The story of the matching and despatching of the king’s wives – and the resulting political earthquake as Henry breaks with Rome to create a new Church of England – speaks across the ages, according to Mantel.

No one else has a king who marries six wives and executes two of them. It is one of our national glories

“This is our national soap opera,” she said in an interview. “Henry is a monster king – a Bluebeard – with his wives and their various fates. No one else has a king who marries six wives and executes two of them. It is one of our national glories, you know.”

The combined six-hour drama has just transferred to London’s West End after a sell-out run in Stratford-upon-Avon. The Royal Shakespeare Company (RSC) production had its press night on Saturday,June 18, winning more rave reviews.
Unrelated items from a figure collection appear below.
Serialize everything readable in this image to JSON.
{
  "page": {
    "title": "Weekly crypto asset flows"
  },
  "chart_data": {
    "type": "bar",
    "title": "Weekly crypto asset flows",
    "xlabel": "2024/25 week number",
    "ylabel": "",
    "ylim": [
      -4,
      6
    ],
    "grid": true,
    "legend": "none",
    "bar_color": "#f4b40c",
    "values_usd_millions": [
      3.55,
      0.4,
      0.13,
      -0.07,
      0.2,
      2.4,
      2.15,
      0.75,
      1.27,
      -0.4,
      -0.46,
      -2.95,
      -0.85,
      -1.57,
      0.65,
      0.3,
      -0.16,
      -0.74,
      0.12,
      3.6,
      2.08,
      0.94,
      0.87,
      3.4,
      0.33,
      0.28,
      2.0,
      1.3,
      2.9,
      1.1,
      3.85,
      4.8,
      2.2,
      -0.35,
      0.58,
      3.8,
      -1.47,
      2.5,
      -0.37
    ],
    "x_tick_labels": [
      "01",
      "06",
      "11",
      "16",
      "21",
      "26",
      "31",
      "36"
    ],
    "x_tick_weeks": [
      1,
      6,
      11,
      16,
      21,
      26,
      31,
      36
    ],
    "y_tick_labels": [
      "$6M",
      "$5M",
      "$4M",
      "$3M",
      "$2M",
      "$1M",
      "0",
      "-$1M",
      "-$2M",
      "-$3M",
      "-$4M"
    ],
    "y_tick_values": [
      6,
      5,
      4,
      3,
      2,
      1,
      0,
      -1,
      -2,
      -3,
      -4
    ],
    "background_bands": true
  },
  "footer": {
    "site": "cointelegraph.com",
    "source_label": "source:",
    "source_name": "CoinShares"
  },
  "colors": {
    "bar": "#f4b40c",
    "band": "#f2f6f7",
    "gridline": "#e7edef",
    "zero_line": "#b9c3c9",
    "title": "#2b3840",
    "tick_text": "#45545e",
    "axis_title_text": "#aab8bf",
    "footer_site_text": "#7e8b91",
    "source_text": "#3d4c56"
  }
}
There is also a BBC television version of the books in the works, to be broadcast next year, with Mark Rylance as Cromwell and Homeland star Damian Lewis as Henry VIII.
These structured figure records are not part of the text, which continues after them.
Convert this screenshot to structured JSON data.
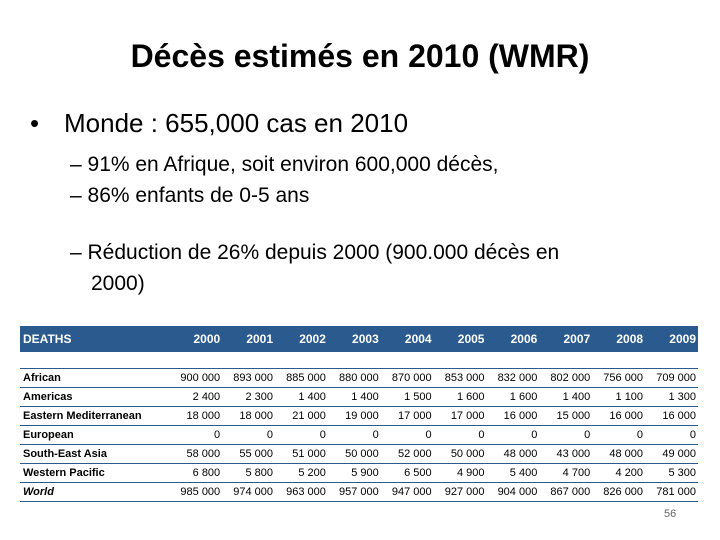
{
  "slide": {
    "title": "Décès estimés en 2010 (WMR)",
    "bullet": "Monde : 655,000 cas en 2010",
    "sub_items": [
      "– 91% en Afrique, soit environ 600,000 décès,",
      "– 86% enfants de 0-5 ans",
      "– Réduction de 26% depuis 2000 (900.000 décès en",
      "2000)"
    ],
    "page_number": "56"
  },
  "table": {
    "headers": [
      "DEATHS",
      "2000",
      "2001",
      "2002",
      "2003",
      "2004",
      "2005",
      "2006",
      "2007",
      "2008",
      "2009"
    ],
    "rows": [
      [
        "African",
        "900 000",
        "893 000",
        "885 000",
        "880 000",
        "870 000",
        "853 000",
        "832 000",
        "802 000",
        "756 000",
        "709 000"
      ],
      [
        "Americas",
        "2 400",
        "2 300",
        "1 400",
        "1 400",
        "1 500",
        "1 600",
        "1 600",
        "1 400",
        "1 100",
        "1 300"
      ],
      [
        "Eastern Mediterranean",
        "18 000",
        "18 000",
        "21 000",
        "19 000",
        "17 000",
        "17 000",
        "16 000",
        "15 000",
        "16 000",
        "16 000"
      ],
      [
        "European",
        "0",
        "0",
        "0",
        "0",
        "0",
        "0",
        "0",
        "0",
        "0",
        "0"
      ],
      [
        "South-East Asia",
        "58 000",
        "55 000",
        "51 000",
        "50 000",
        "52 000",
        "50 000",
        "48 000",
        "43 000",
        "48 000",
        "49 000"
      ],
      [
        "Western Pacific",
        "6 800",
        "5 800",
        "5 200",
        "5 900",
        "6 500",
        "4 900",
        "5 400",
        "4 700",
        "4 200",
        "5 300"
      ],
      [
        "World",
        "985 000",
        "974 000",
        "963 000",
        "957 000",
        "947 000",
        "927 000",
        "904 000",
        "867 000",
        "826 000",
        "781 000"
      ]
    ]
  }
}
They now have their work cut out to better the RSC show, which is played out on a stark set dominated by a giant cross that underscores the religious backdrop of the plotting and love matches going on the foreground.

The freshness of Mantel’s approach comes from telling the well-worn tale of Henry VIII through the lens of Cromwell, a brilliant and multilingual politician, lawyer, businessman and one-time mercenary.

Cromwell rises from humble origins as a blacksmith’s boy to become richer, more powerful and more dangerous as the years advance, after securing Henry his wished-for divorce from Katherine of Aragon and overseeing the trial and execution of Anne Boleyn.

He is played on stage by Ben Miles, who makes him at once charming and frightening – a truly morally ambiguous character in the murky world of the Tudor court.

Miles describes him as “the original working-class hero”. But he is also “a man on the make”, according to Mantel, who said she had gained a deeper understanding of Cromwell from talking to Miles as he got inside the character’s head.

That is a big bonus for Mantel, who is still working on the third book in her trilogy The Mirror and the Light – a project she says remains a work in progress. However, the fact that the final book is not yet written has not stopped her and stage adapter Mike Poulton from thinking about the next theatrical incarnation of Cromwell and the best way to hone down the last section of the saga for the stage.

“The book will be finished when the book is finished, and then we will think about a play – but we have written the first scene,” said Poulton.